Heiner Stickfort (l.) und Bianca Gärtner im Rohbau eines ihrer Tiny Houses
©HWK/J.Stöppel
Freiheit auf 23 Quadratmetern
Bianca Gärtner und Heiner Stickfort verkaufen ihren Kunden Tiny Houses nach Maß. Bei der Gestaltung der kleinen „Raumwunder“ sind der Fantasie keine Grenzen gesetzt.
Ostfriesland. Laut Statistik besitzt jeder Europäer durchschnittlich etwa gut 10.000 Dinge. Um das alles unterbringen zu können, benötigt man auch allerlei Platz. Aber was ist wirklich nötig, um glücklich zu sein? Innenarchitektin Bianca Gärtner (51) und Tischlermeister Heiner Stickfort (46) haben dazu eine klare Meinung: „Wenn man sich mal einen Moment ganz bewusst auf das Wesentliche besinnt, merkt man schnell, wie wenig man eigentlich braucht, um glücklich zu sein“, so die beiden Unternehmer. Und sie müssen es wissen, denn die gebürtige Nordrheinwestfälin und der Ostfriese haben sich vor gut einem Jahr mit ihrem Betrieb „Tiny House Wohnträume“ in Leer selbstständig gemacht und verkaufen ihren Kunden „Lebensqualität auf kleinstem Raum“. Im Gespräch mit der Handwerkskammer für Ostfriesland haben sie erzählt, was die Vorteile an dieser besonderen Lebensweise sind.

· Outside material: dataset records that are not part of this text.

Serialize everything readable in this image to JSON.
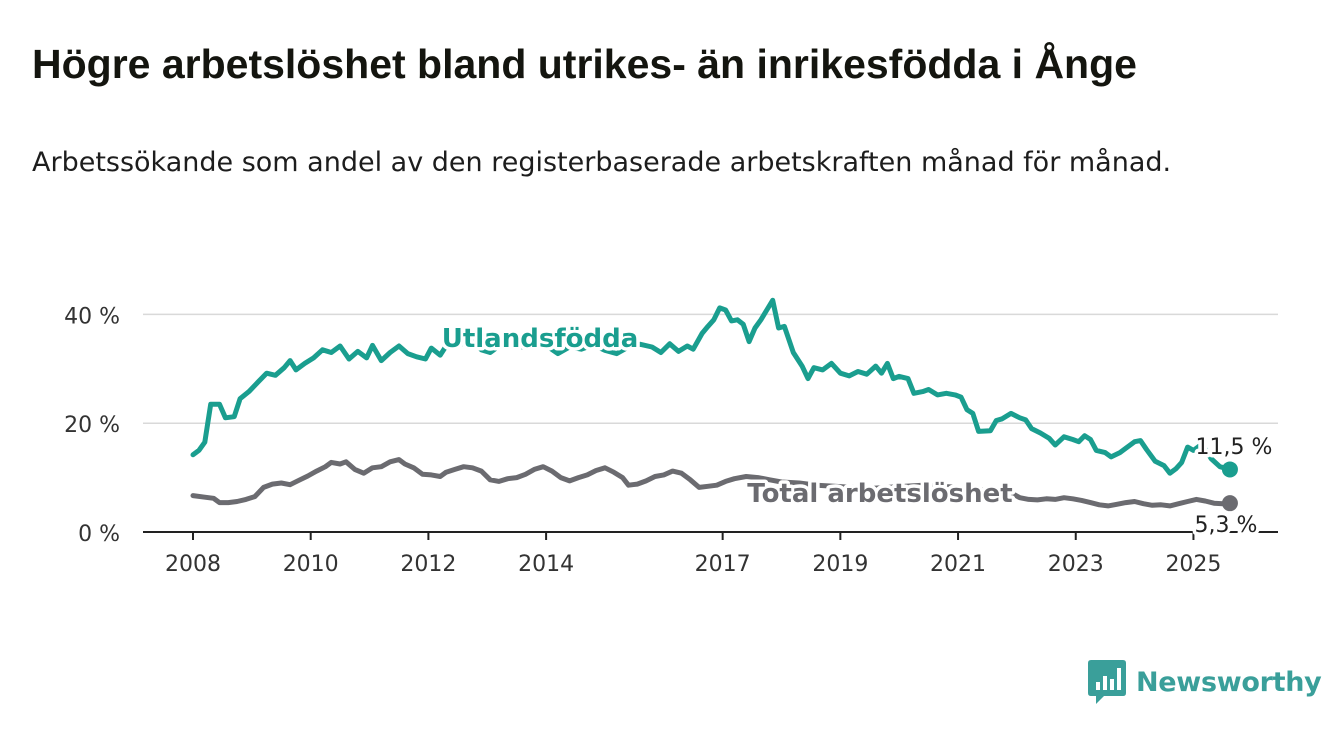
{
  "header": {
    "title": "Högre arbetslöshet bland utrikes- än inrikesfödda i Ånge",
    "subtitle": "Arbetssökande som andel av den registerbaserade arbetskraften månad för månad."
  },
  "brand": {
    "name": "Newsworthy",
    "color": "#3a9f9a"
  },
  "chart_data": {
    "type": "line",
    "title": "Högre arbetslöshet bland utrikes- än inrikesfödda i Ånge",
    "subtitle": "Arbetssökande som andel av den registerbaserade arbetskraften månad för månad.",
    "x_ticks": [
      "2008",
      "2010",
      "2012",
      "2014",
      "2017",
      "2019",
      "2021",
      "2023",
      "2025"
    ],
    "y_ticks": [
      "0 %",
      "20 %",
      "40 %"
    ],
    "ylim": [
      0,
      43
    ],
    "xlim": [
      2008.0,
      2025.9
    ],
    "grid": "horizontal",
    "legend": "inline labels",
    "series": [
      {
        "name": "Utlandsfödda",
        "color": "#1a9e8f",
        "end_label": "11,5 %",
        "points": [
          [
            2008.0,
            14.2
          ],
          [
            2008.1,
            15.0
          ],
          [
            2008.2,
            16.5
          ],
          [
            2008.3,
            23.5
          ],
          [
            2008.45,
            23.5
          ],
          [
            2008.55,
            21.0
          ],
          [
            2008.7,
            21.2
          ],
          [
            2008.8,
            24.5
          ],
          [
            2008.95,
            25.8
          ],
          [
            2009.1,
            27.5
          ],
          [
            2009.25,
            29.2
          ],
          [
            2009.4,
            28.8
          ],
          [
            2009.55,
            30.2
          ],
          [
            2009.65,
            31.5
          ],
          [
            2009.75,
            29.8
          ],
          [
            2009.9,
            31.0
          ],
          [
            2010.05,
            32.0
          ],
          [
            2010.2,
            33.5
          ],
          [
            2010.35,
            33.0
          ],
          [
            2010.5,
            34.2
          ],
          [
            2010.65,
            31.8
          ],
          [
            2010.8,
            33.2
          ],
          [
            2010.95,
            32.0
          ],
          [
            2011.05,
            34.3
          ],
          [
            2011.2,
            31.5
          ],
          [
            2011.35,
            33.0
          ],
          [
            2011.5,
            34.2
          ],
          [
            2011.65,
            32.8
          ],
          [
            2011.8,
            32.2
          ],
          [
            2011.95,
            31.8
          ],
          [
            2012.05,
            33.8
          ],
          [
            2012.2,
            32.5
          ],
          [
            2012.3,
            34.2
          ],
          [
            2012.45,
            34.0
          ],
          [
            2012.6,
            34.8
          ],
          [
            2012.75,
            35.0
          ],
          [
            2012.9,
            33.5
          ],
          [
            2013.05,
            33.0
          ],
          [
            2013.2,
            34.2
          ],
          [
            2013.4,
            34.6
          ],
          [
            2013.6,
            34.0
          ],
          [
            2013.8,
            35.0
          ],
          [
            2014.0,
            34.3
          ],
          [
            2014.2,
            32.8
          ],
          [
            2014.4,
            34.0
          ],
          [
            2014.6,
            33.6
          ],
          [
            2014.8,
            34.4
          ],
          [
            2015.0,
            33.4
          ],
          [
            2015.2,
            32.8
          ],
          [
            2015.4,
            34.0
          ],
          [
            2015.6,
            34.5
          ],
          [
            2015.8,
            34.0
          ],
          [
            2015.95,
            33.0
          ],
          [
            2016.1,
            34.6
          ],
          [
            2016.25,
            33.2
          ],
          [
            2016.4,
            34.2
          ],
          [
            2016.5,
            33.6
          ],
          [
            2016.65,
            36.5
          ],
          [
            2016.75,
            37.8
          ],
          [
            2016.85,
            39.0
          ],
          [
            2016.95,
            41.2
          ],
          [
            2017.05,
            40.8
          ],
          [
            2017.15,
            38.8
          ],
          [
            2017.25,
            39.0
          ],
          [
            2017.35,
            38.2
          ],
          [
            2017.45,
            35.0
          ],
          [
            2017.55,
            37.5
          ],
          [
            2017.65,
            39.0
          ],
          [
            2017.75,
            40.8
          ],
          [
            2017.85,
            42.6
          ],
          [
            2017.95,
            37.5
          ],
          [
            2018.05,
            37.8
          ],
          [
            2018.2,
            33.0
          ],
          [
            2018.35,
            30.5
          ],
          [
            2018.45,
            28.2
          ],
          [
            2018.55,
            30.2
          ],
          [
            2018.7,
            29.8
          ],
          [
            2018.85,
            31.0
          ],
          [
            2019.0,
            29.2
          ],
          [
            2019.15,
            28.7
          ],
          [
            2019.3,
            29.5
          ],
          [
            2019.45,
            29.0
          ],
          [
            2019.6,
            30.5
          ],
          [
            2019.7,
            29.2
          ],
          [
            2019.8,
            31.0
          ],
          [
            2019.9,
            28.2
          ],
          [
            2020.0,
            28.6
          ],
          [
            2020.15,
            28.2
          ],
          [
            2020.25,
            25.5
          ],
          [
            2020.4,
            25.8
          ],
          [
            2020.5,
            26.2
          ],
          [
            2020.65,
            25.2
          ],
          [
            2020.8,
            25.5
          ],
          [
            2020.95,
            25.2
          ],
          [
            2021.05,
            24.8
          ],
          [
            2021.15,
            22.5
          ],
          [
            2021.25,
            21.8
          ],
          [
            2021.35,
            18.5
          ],
          [
            2021.55,
            18.6
          ],
          [
            2021.65,
            20.5
          ],
          [
            2021.75,
            20.8
          ],
          [
            2021.9,
            21.8
          ],
          [
            2022.05,
            21.0
          ],
          [
            2022.15,
            20.6
          ],
          [
            2022.25,
            19.0
          ],
          [
            2022.4,
            18.2
          ],
          [
            2022.55,
            17.2
          ],
          [
            2022.65,
            16.0
          ],
          [
            2022.8,
            17.5
          ],
          [
            2022.95,
            17.0
          ],
          [
            2023.05,
            16.6
          ],
          [
            2023.15,
            17.7
          ],
          [
            2023.25,
            17.0
          ],
          [
            2023.35,
            15.0
          ],
          [
            2023.5,
            14.6
          ],
          [
            2023.6,
            13.8
          ],
          [
            2023.75,
            14.6
          ],
          [
            2023.85,
            15.4
          ],
          [
            2024.0,
            16.6
          ],
          [
            2024.1,
            16.8
          ],
          [
            2024.2,
            15.2
          ],
          [
            2024.35,
            13.0
          ],
          [
            2024.5,
            12.2
          ],
          [
            2024.6,
            10.8
          ],
          [
            2024.7,
            11.6
          ],
          [
            2024.8,
            12.8
          ],
          [
            2024.9,
            15.6
          ],
          [
            2025.0,
            15.0
          ],
          [
            2025.15,
            16.2
          ],
          [
            2025.3,
            13.5
          ],
          [
            2025.45,
            12.0
          ],
          [
            2025.62,
            11.5
          ]
        ]
      },
      {
        "name": "Total arbetslöshet",
        "color": "#6b6b70",
        "end_label": "5,3 %",
        "points": [
          [
            2008.0,
            6.7
          ],
          [
            2008.2,
            6.4
          ],
          [
            2008.35,
            6.2
          ],
          [
            2008.45,
            5.4
          ],
          [
            2008.6,
            5.4
          ],
          [
            2008.75,
            5.6
          ],
          [
            2008.9,
            6.0
          ],
          [
            2009.05,
            6.5
          ],
          [
            2009.2,
            8.2
          ],
          [
            2009.35,
            8.8
          ],
          [
            2009.5,
            9.0
          ],
          [
            2009.65,
            8.7
          ],
          [
            2009.8,
            9.5
          ],
          [
            2009.95,
            10.3
          ],
          [
            2010.1,
            11.2
          ],
          [
            2010.25,
            12.0
          ],
          [
            2010.35,
            12.8
          ],
          [
            2010.5,
            12.5
          ],
          [
            2010.6,
            12.9
          ],
          [
            2010.75,
            11.5
          ],
          [
            2010.9,
            10.8
          ],
          [
            2011.05,
            11.8
          ],
          [
            2011.2,
            12.0
          ],
          [
            2011.35,
            12.9
          ],
          [
            2011.5,
            13.3
          ],
          [
            2011.6,
            12.5
          ],
          [
            2011.75,
            11.8
          ],
          [
            2011.9,
            10.6
          ],
          [
            2012.05,
            10.5
          ],
          [
            2012.2,
            10.2
          ],
          [
            2012.3,
            11.0
          ],
          [
            2012.45,
            11.5
          ],
          [
            2012.6,
            12.0
          ],
          [
            2012.75,
            11.8
          ],
          [
            2012.9,
            11.2
          ],
          [
            2013.05,
            9.6
          ],
          [
            2013.2,
            9.3
          ],
          [
            2013.35,
            9.8
          ],
          [
            2013.5,
            10.0
          ],
          [
            2013.65,
            10.6
          ],
          [
            2013.8,
            11.5
          ],
          [
            2013.95,
            12.0
          ],
          [
            2014.1,
            11.2
          ],
          [
            2014.25,
            10.0
          ],
          [
            2014.4,
            9.4
          ],
          [
            2014.55,
            10.0
          ],
          [
            2014.7,
            10.5
          ],
          [
            2014.85,
            11.3
          ],
          [
            2015.0,
            11.8
          ],
          [
            2015.15,
            11.0
          ],
          [
            2015.3,
            10.0
          ],
          [
            2015.4,
            8.6
          ],
          [
            2015.55,
            8.8
          ],
          [
            2015.7,
            9.4
          ],
          [
            2015.85,
            10.2
          ],
          [
            2016.0,
            10.5
          ],
          [
            2016.15,
            11.2
          ],
          [
            2016.3,
            10.8
          ],
          [
            2016.45,
            9.6
          ],
          [
            2016.6,
            8.2
          ],
          [
            2016.75,
            8.4
          ],
          [
            2016.9,
            8.6
          ],
          [
            2017.05,
            9.3
          ],
          [
            2017.2,
            9.8
          ],
          [
            2017.4,
            10.2
          ],
          [
            2017.6,
            10.0
          ],
          [
            2017.8,
            9.6
          ],
          [
            2018.0,
            9.2
          ],
          [
            2018.3,
            9.0
          ],
          [
            2018.6,
            8.6
          ],
          [
            2018.9,
            8.4
          ],
          [
            2019.2,
            8.2
          ],
          [
            2019.5,
            8.0
          ],
          [
            2019.8,
            8.2
          ],
          [
            2020.1,
            8.4
          ],
          [
            2020.4,
            8.6
          ],
          [
            2020.7,
            8.4
          ],
          [
            2021.0,
            8.2
          ],
          [
            2021.3,
            7.8
          ],
          [
            2021.6,
            7.6
          ],
          [
            2021.75,
            7.4
          ],
          [
            2021.9,
            7.2
          ],
          [
            2022.05,
            6.3
          ],
          [
            2022.2,
            6.0
          ],
          [
            2022.35,
            5.9
          ],
          [
            2022.5,
            6.1
          ],
          [
            2022.65,
            6.0
          ],
          [
            2022.8,
            6.3
          ],
          [
            2022.95,
            6.1
          ],
          [
            2023.1,
            5.8
          ],
          [
            2023.25,
            5.4
          ],
          [
            2023.4,
            5.0
          ],
          [
            2023.55,
            4.8
          ],
          [
            2023.7,
            5.1
          ],
          [
            2023.85,
            5.4
          ],
          [
            2024.0,
            5.6
          ],
          [
            2024.15,
            5.2
          ],
          [
            2024.3,
            4.9
          ],
          [
            2024.45,
            5.0
          ],
          [
            2024.6,
            4.8
          ],
          [
            2024.75,
            5.2
          ],
          [
            2024.9,
            5.6
          ],
          [
            2025.05,
            6.0
          ],
          [
            2025.2,
            5.7
          ],
          [
            2025.35,
            5.3
          ],
          [
            2025.5,
            5.2
          ],
          [
            2025.62,
            5.3
          ]
        ]
      }
    ]
  }
}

Die Nachfrage nach Tiny Houses erfreut sich derzeit großer Beliebtheit. Aber was genau ist eigentlich ein Tiny House? „Der Ausdruck stammt aus den USA und bedeutet nichts anderes als ‚kleines Haus‘. Außerdem sind die ursprünglichen amerikanischen Tiny Houses auch immer auf einem Trailer verschraubt“, erklärt Bianca Gärtner. Der Vorteil daran: Man kann sich jederzeit für einen Ortswechsel entscheiden und hat sein Eigenheim gleich mit dabei. Die Bezeichnung Tiny House sei jedoch nicht geschützt, deshalb würden inzwischen auch viele festinstallierte Häuser so genannt. Neben der Nutzung als Eigenheim ließen sich außerdem auch kleine Geschäftsräume – beispielsweise ein rollendes Café oder ein Friseursalon – darin realisieren. Das Unternehmen aus Leer bietet für alle Varianten eine individuelle Lösung an. „Generell ist alles möglich. Wichtig ist nur, dass sich die Kundin oder der Kunde im Vorfeld klar macht: Was sind meine Bedürfnisse und welche Art von Tiny House möchte ich?“, macht Tischlermeister Stickfort deutlich.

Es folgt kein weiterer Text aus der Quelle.